Self-Hosting Steel Browser with Docker
Run Steel Browser locally with a single Docker command:
docker run -d \
--name steel-browser \
-p 3000:3000 \
-p 9223:9223 \
-v steel-data:/data \
-e LOG_STORAGE_ENABLED=true \
-e LOG_STORAGE_PATH=/data/browser-logs.duckdb \
ghcr.io/steel-dev/steel-browser:latest
Or use Docker Compose for the split API + UI setup:
services:
api:
image: ghcr.io/steel-dev/steel-browser-api:latest
ports:
- "3000:3000"
- "9223:9223"
volumes:
- logs:/data/logs
environment:
- DOMAIN=localhost:3000
- CDP_DOMAIN=localhost:9223
- LOG_STORAGE_ENABLED=true
- LOG_STORAGE_PATH=/data/logs/browser-logs.duckdb
ui:
image: ghcr.io/steel-dev/steel-browser-ui:latest
ports:
- "5173:80"
environment:
- API_URL=http://api:3000
volumes:
logs:
How Much Does Steel Browser Cost to Self-Host?
Steel Browser is fully open-source under the Apache 2.0 license — there are no licensing fees. The cloud-hosted version at steel.dev offers a free tier (100 hours/month) and paid plans starting at $29/month. When self-hosted on Railway, you pay only for Railway infrastructure — typically $5–15/month depending on usage and concurrency. There are no per-session or per-API-call charges when self-hosting.
Steel Browser vs Browserless
| Feature | Steel Browser | Browserless |
|---|---|---|
| License | Apache 2.0 (open-source) | Proprietary + open-source edition |
| Self-hosting | Free, Docker image | Free (limited), paid tiers |
| AI agent focus | Primary design goal | General browser automation |
| Session persistence | Built-in (cookies, localStorage) | Available |
| Anti-detection | Built-in stealth plugins | Built-in |
| CAPTCHA solving | Built-in (cloud) | Not built-in |
| MCP server | Official steel-mcp-server | Community |
| Pricing (cloud) | Free 100h/mo, $29/mo starter | $140/mo starter |
Steel Browser is purpose-built for AI agent workflows with first-class session management, while Browserless targets broader browser automation with a more mature ecosystem.
FAQ
What is Steel Browser and why self-host it? Steel Browser is an open-source headless browser API that gives AI agents and automation scripts full control over Chrome instances via REST and WebSocket APIs. Self-hosting eliminates per-session cloud costs and keeps your browsing data private.

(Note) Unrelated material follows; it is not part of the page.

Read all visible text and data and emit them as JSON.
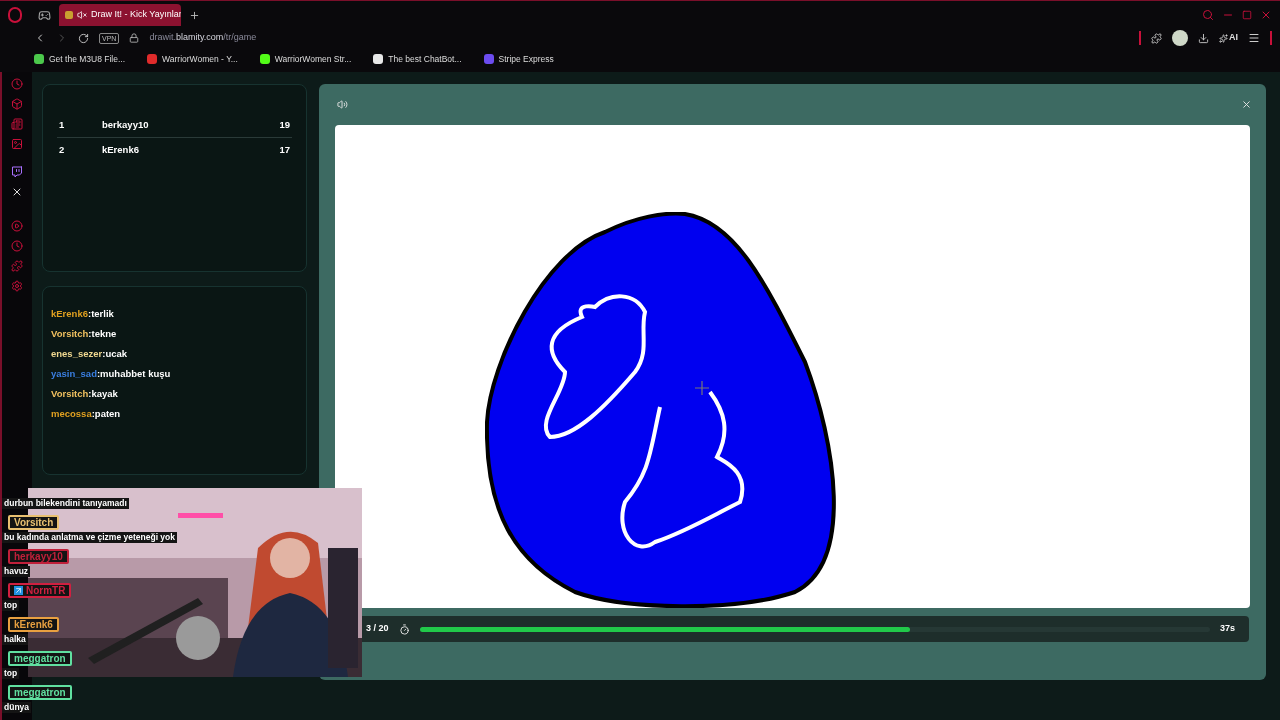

What does this Railway template deploy?
This template deploys a single Steel Browser service using the combined ghcr.io/steel-dev/steel-browser:latest Docker image. It includes both the API server (port 3000) and the web UI dashboard, with a Railway volume for persistent log storage.
How do I connect Playwright or Puppeteer to self-hosted Steel Browser on Railway?

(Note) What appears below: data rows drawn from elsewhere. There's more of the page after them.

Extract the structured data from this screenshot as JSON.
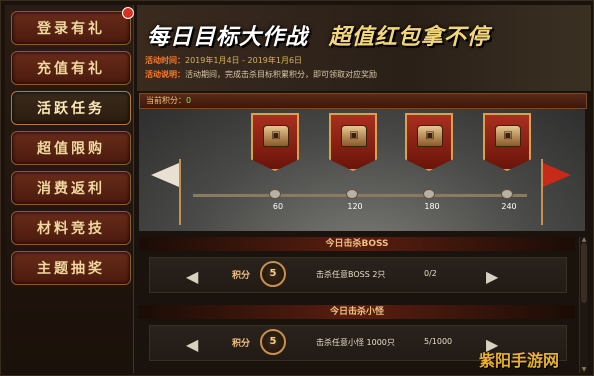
{
  "sidebar": {
    "items": [
      {
        "label": "登录有礼",
        "active": false
      },
      {
        "label": "充值有礼",
        "active": false
      },
      {
        "label": "活跃任务",
        "active": true
      },
      {
        "label": "超值限购",
        "active": false
      },
      {
        "label": "消费返利",
        "active": false
      },
      {
        "label": "材料竞技",
        "active": false
      },
      {
        "label": "主题抽奖",
        "active": false
      }
    ]
  },
  "banner": {
    "title_part1": "每日目标大作战",
    "title_part2": "超值红包拿不停",
    "time_label": "活动时间：",
    "time_value": "2019年1月4日 - 2019年1月6日",
    "desc_label": "活动说明：",
    "desc_value": "活动期间，完成击杀目标积累积分，即可领取对应奖励"
  },
  "score": {
    "label": "当前积分：",
    "value": "0"
  },
  "milestones": [
    "60",
    "120",
    "180",
    "240"
  ],
  "tasks": [
    {
      "title": "今日击杀BOSS",
      "points_label": "积分",
      "points": "5",
      "description": "击杀任意BOSS 2只",
      "progress": "0/2"
    },
    {
      "title": "今日击杀小怪",
      "points_label": "积分",
      "points": "5",
      "description": "击杀任意小怪 1000只",
      "progress": "5/1000"
    }
  ],
  "icons": {
    "chest": "treasure-chest-icon",
    "left_arrow": "left-arrow-icon",
    "right_arrow": "right-arrow-icon",
    "close": "close-icon"
  },
  "watermark": "紫阳手游网",
  "colors": {
    "accent_gold": "#f0c080",
    "score_green": "#7ee060",
    "label_orange": "#ff7a2a"
  }
}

Create a session via POST /v1/sessions, then use the returned websocketUrl with browser.connect_over_cdp() (Playwright) or puppeteer.connect() (Puppeteer). Use your Railway public domain as the base URL.
Does Steel Browser on Railway support concurrent browser sessions? Yes. Each session runs in an isolated browser context. Concurrency is limited by available RAM — budget ~300–500 MB per active session and scale Railway's memory allocation accordingly.
How do I scrape a web page using Steel Browser's API?
Send a POST request to /v1/scrape with the target URL. Steel returns the page content as clean markdown, ready for LLM consumption or data pipelines. No browser session management needed for simple scrapes.
Is the Chrome DevTools Protocol port (9223) exposed publicly?
No. On Railway, only port 3000 is exposed via the public domain. The CDP port (9223) is accessible only via Railway's private network using ${{RAILWAY_PRIVATE_DOMAIN}}:9223, keeping debugging access internal.